I also hate a girls looks only on there financial securities but that's the life now a days. We may hate it or love it but it is now the trends of life.
Vanilla
I've met lots of interesting guys with one fatal flaw: they lacked self-confidence. I'm not one for the money, I couldn't care less about it. But a guy who is afraid of his own shadow and complains every time about how he is not loved enough or how he is not good enough or how he is ugly and yadda yadda... This is such a turn off! If you don't believe in yourself, who will? If something is bothering you, then why don't you go and change it? And if you can't do anything about it, just quit whining and deal with it! You know, raise a little hell.



I know that these guys will continue on existing but really... Not in my life.
TheGremlyn
Vanilla wrote:
I've met lots of interesting guys with one fatal flaw: they lacked self-confidence... But a guy who is afraid of his own shadow and complains every time about how he is not loved enough or how he is not good enough or how he is ugly and yadda yadda... This is such a turn off! If you don't believe in yourself, who will? If something is bothering you, then why don't you go and change it? And if you can't do anything about it, just quit whining and deal with it!

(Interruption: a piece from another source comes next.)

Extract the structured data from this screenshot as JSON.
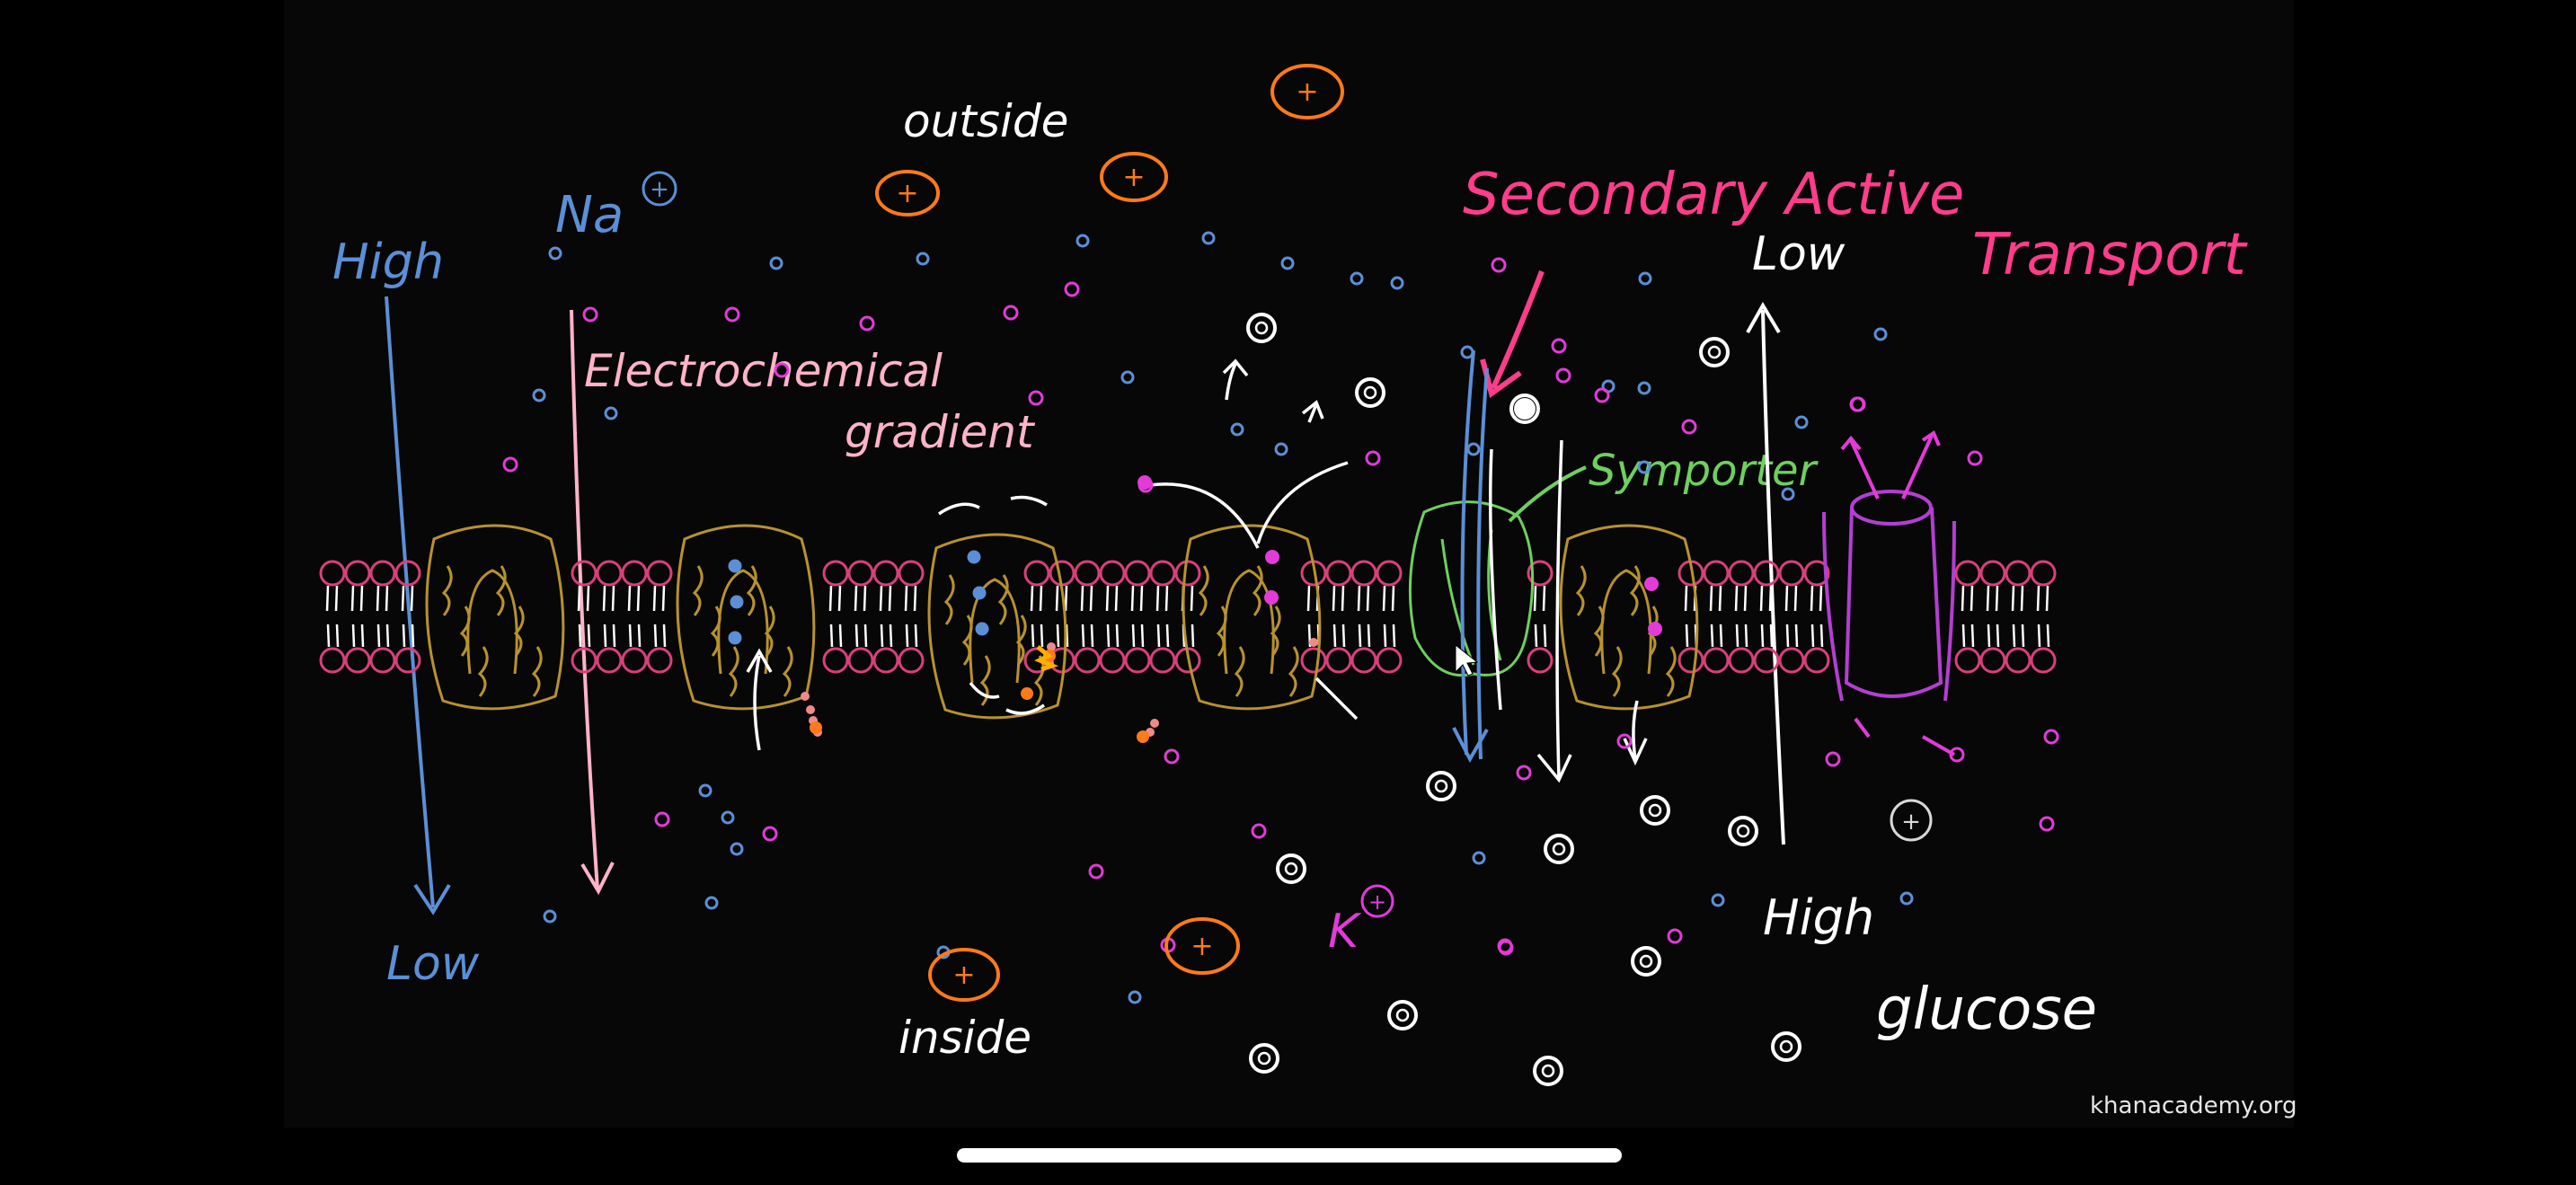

That is basically what my ex was doing. He worked out, but he thought he was fat with skinny arms. He had agreed that the word Love would mean something but he wanted to hear it more and more because he need to know I cared, but then he got angry when I said that means I have to say it when I don't feel like it. If I'm going to say it, I'm going to say it. You can't force me! He needed me to make him feel better most of the time. Hearing him talk about how he thought he was fat got old real fast and started to piss me off. Same with when he'd ask if he was any good in bed. Wow... how many times do I have to say yes, you were good!?! He clearly had insecurities and self-confidence issues and he wasn't going to do anything about it. I'm going to avoid that next time because that's waaay more than I care to deal with.
loveandormoney
Quote:

In fact i have read a survey that most of the girls are looking for financial security and i believed it is true.



How about real life?
Did Your mother or aunt or sister marry a man, because he is rich?


I shall anser the
"Posted: Thu Jan 24, 2013 4:06 pm "

Why.

Because there is described the real life.








Quote:

It happens on both sides but it's annoying when a guy gets so into you when he realizes he likes you (and you like him) so they do all these things to make you happy and show that they care. Gradually that changes as they become more comfortable and sometimes it just goes away. They don't show the same enthusiasm in your interests, yet you have immersed yourself in theirs and they expect you to keep it up.



EDIT
ADD
Sa 26 Jan 2013 09:07:59 CET

Good morning.
Expectation.
That is also my experience
with man and men.
Man is expecting, she has to do that or he is going.
This is a lot of pressure against the woman in the relationship.
Thank You for telling us Your experiences.